Executions or murders are now big business on the Internet and are proven tools for driving traffic and advertising figures, As a result I was even more disturbed to read, under the captioned link, “All the Iraq beheadings can be seen here”, a new message:

“We are looking for people who are able to provide us uncensored and exclusive content from the Middle East (war in Iraq/Afghanistan and other uncensored/newsworthy scenes). We are interested in obtaining the images/videos PLUS possible copyrights to them. We're willing to pay for the copyrights. Think you can help us? Email us here and possibly attach a sample. Thanks!”

Not a great deal of skill in reading between the lines is required to interpret this message. What is, I assume to be, an American business, hiding behind the First Amendment and a Florida civil liberties lawyer, is making a rather unsubtle approach to the very same people who are prepared to murder their countrymen and are implicitly suggesting that any similar video footage is offered to them first and for cash.
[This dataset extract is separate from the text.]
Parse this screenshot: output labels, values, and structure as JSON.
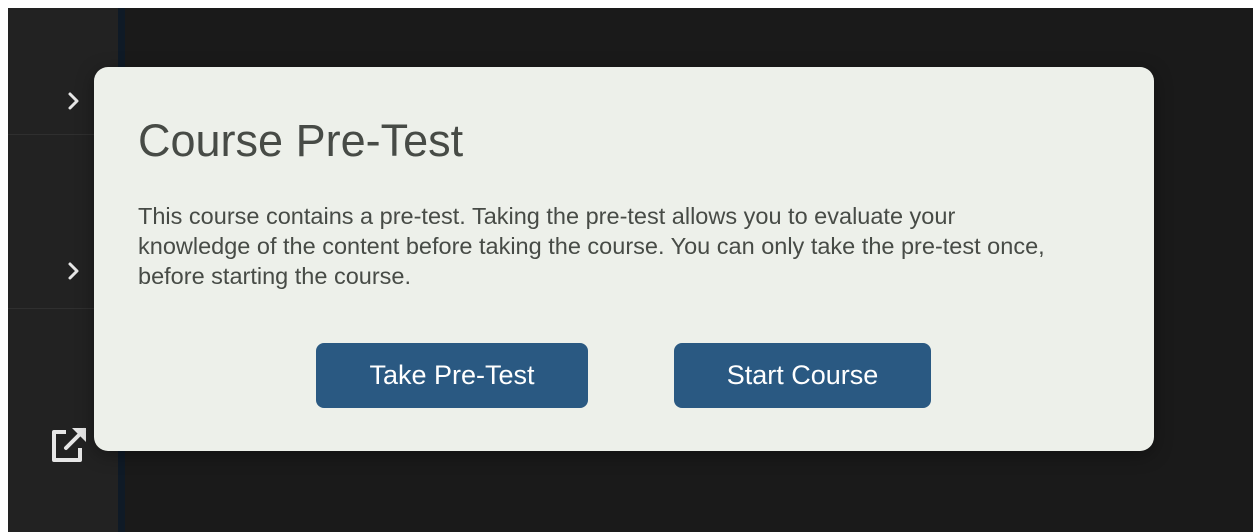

This is, to me, an example of the world turned upside down, a legitimate business, protected by law and peddling in images of murder, openly making an approach to the architects of atrocity at source, in the interests of free speech.

The implications raise a raft of different issues which embrace not only the concept of treason in the 21st century but obscenity legislation and the sinister connections, fuelled by mutual interests, between the Internet, terrorism and organised crime.

For employers, there’s a potential liability issue to consider as well, which is why I have deliberately not named the website in this column. This is the vicarious liability problem that an employer faces if an employee stumbles across such content in the workplace, is shocked by what he or she sees and then chooses to sue the employer for a “Failure to provide a safe working environment.”

Larger organisations may choose to use filters to limit their risks but 95% of companies in the UK count as small businesses and may not be taking steps to block content that may leave them exposed to risks from the darker, twisted side of the Internet.

Perhaps then, this is the future facing all of us, one without any real checks and balances on information and content. An on-demand, everything or nothing world where one man’s personal terrorist nightmare is another’s thirty second Windows video clip.